How To Lose Weight In 1 Week


Weight loss in 1 week can mean a number of things; some people try to lose as much as 10 pounds in a week while others aim for a couple of pounds only.  Although that is unrealistic for most people, losing a few pounds in one week can be done.  It should be noted that the recommended healthy amount of weight to lose per week is 1-2 pounds.

Here are some steps and practical guidelines for losing weight in one week.

1.Weight loss basics

No matter how much weight you want to lose, there are some easy important steps to start with.

  • Cut out sugar.  Cut out sweets like candy, sweetened beverages, baked goods and processed foods with added sugar (check ingredient labels and food labels).
  • Increase your movement throughout the day and do a variety of exercises.
  • Eat fresh foods like fresh fruits, vegetables, lean proteins, dairy, legumes and whole grains.
  • Stop eating when you’re satisfied, not when your plate is empty.
  • Drink enough water throughout the day so that your urine is very pale yellow to clear.
  • Avoid spikes in blood sugar by eating balanced meals with fiber, healthy fats and protein.

2. To lose one pound in a week


If you like to focus on the numbers of weight loss, you can go off how many calories are in a pound.  In order to lose a pound a week, aim for being in a calorie deficit of 3,500 calories per week because there are about 3,500 calories in 1 pound.  If you divide 3,500 calories across 7 days, that translates to being in a calorie deficit of 500 calories per day.

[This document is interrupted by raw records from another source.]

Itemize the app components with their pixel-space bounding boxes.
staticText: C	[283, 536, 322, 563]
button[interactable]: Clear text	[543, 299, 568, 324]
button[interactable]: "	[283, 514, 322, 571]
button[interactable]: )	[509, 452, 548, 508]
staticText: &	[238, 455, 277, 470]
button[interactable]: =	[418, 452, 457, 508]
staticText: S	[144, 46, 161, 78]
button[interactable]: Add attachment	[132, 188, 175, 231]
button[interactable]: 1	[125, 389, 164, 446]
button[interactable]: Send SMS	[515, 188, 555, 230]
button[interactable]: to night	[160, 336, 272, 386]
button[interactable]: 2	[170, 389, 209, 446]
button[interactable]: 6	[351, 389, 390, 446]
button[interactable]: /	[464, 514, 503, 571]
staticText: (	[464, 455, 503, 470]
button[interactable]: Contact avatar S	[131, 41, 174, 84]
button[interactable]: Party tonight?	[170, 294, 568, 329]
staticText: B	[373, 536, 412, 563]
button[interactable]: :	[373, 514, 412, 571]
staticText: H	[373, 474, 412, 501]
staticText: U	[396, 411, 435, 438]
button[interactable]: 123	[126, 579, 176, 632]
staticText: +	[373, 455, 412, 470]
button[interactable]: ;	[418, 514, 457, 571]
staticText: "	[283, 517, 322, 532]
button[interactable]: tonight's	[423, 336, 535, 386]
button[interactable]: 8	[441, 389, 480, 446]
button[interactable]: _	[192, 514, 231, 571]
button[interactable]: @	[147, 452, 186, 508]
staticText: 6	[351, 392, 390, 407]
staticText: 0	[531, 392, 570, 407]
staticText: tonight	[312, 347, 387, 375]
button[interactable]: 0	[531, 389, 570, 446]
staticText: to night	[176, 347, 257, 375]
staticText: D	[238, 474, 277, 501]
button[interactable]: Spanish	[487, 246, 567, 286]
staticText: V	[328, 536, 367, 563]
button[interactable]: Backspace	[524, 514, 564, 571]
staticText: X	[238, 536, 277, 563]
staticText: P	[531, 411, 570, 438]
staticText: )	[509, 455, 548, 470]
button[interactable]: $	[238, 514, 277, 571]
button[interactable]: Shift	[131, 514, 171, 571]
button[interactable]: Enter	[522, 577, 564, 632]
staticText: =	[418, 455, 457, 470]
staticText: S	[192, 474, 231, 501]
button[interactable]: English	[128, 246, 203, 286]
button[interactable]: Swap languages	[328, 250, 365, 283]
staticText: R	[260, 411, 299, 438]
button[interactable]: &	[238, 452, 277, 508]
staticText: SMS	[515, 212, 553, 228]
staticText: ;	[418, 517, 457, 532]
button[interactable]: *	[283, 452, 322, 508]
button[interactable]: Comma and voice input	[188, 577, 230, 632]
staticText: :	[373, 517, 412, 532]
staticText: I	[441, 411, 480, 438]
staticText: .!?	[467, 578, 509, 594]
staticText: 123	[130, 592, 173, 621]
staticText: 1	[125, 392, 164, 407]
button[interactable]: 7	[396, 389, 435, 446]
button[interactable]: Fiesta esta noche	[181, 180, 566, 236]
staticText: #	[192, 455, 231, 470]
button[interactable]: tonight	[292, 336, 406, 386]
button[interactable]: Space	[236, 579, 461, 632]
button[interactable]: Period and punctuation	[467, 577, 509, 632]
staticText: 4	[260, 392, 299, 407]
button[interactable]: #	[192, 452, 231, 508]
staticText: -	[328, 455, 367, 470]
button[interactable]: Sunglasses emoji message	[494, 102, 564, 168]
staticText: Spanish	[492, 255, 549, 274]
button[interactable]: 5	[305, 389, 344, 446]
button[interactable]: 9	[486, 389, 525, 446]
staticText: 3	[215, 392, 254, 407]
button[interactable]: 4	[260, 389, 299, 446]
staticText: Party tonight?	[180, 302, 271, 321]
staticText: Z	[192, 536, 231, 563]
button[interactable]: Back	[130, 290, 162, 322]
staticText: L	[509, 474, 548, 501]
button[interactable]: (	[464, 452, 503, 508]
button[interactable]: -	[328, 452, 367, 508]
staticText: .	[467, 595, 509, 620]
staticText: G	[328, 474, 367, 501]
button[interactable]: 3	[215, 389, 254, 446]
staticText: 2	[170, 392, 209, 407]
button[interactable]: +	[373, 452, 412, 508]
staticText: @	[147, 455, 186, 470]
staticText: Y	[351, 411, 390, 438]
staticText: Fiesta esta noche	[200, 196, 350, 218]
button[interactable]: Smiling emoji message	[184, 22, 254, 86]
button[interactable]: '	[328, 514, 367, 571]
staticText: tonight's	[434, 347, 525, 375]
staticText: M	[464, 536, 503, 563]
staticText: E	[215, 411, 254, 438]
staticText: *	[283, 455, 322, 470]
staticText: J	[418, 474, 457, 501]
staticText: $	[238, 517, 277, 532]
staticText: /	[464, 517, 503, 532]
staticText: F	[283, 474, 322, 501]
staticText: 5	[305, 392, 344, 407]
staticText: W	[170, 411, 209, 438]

You can do this by looking at the calories of your food and subtracting 500 calories somewhere through the day, or you can just focus on having smaller portion sizes and cutting out junk food from your diet.

Some people like to focus on the numbers and some people don’t; you can have weight loss either way.

There are many fitness apps available that will track your food intake , exercise and give you an estimate of how many calories you need per day during weight loss.  You can also talk to a registered dietitian or other health professional to give you individual guidance for your calorie needs.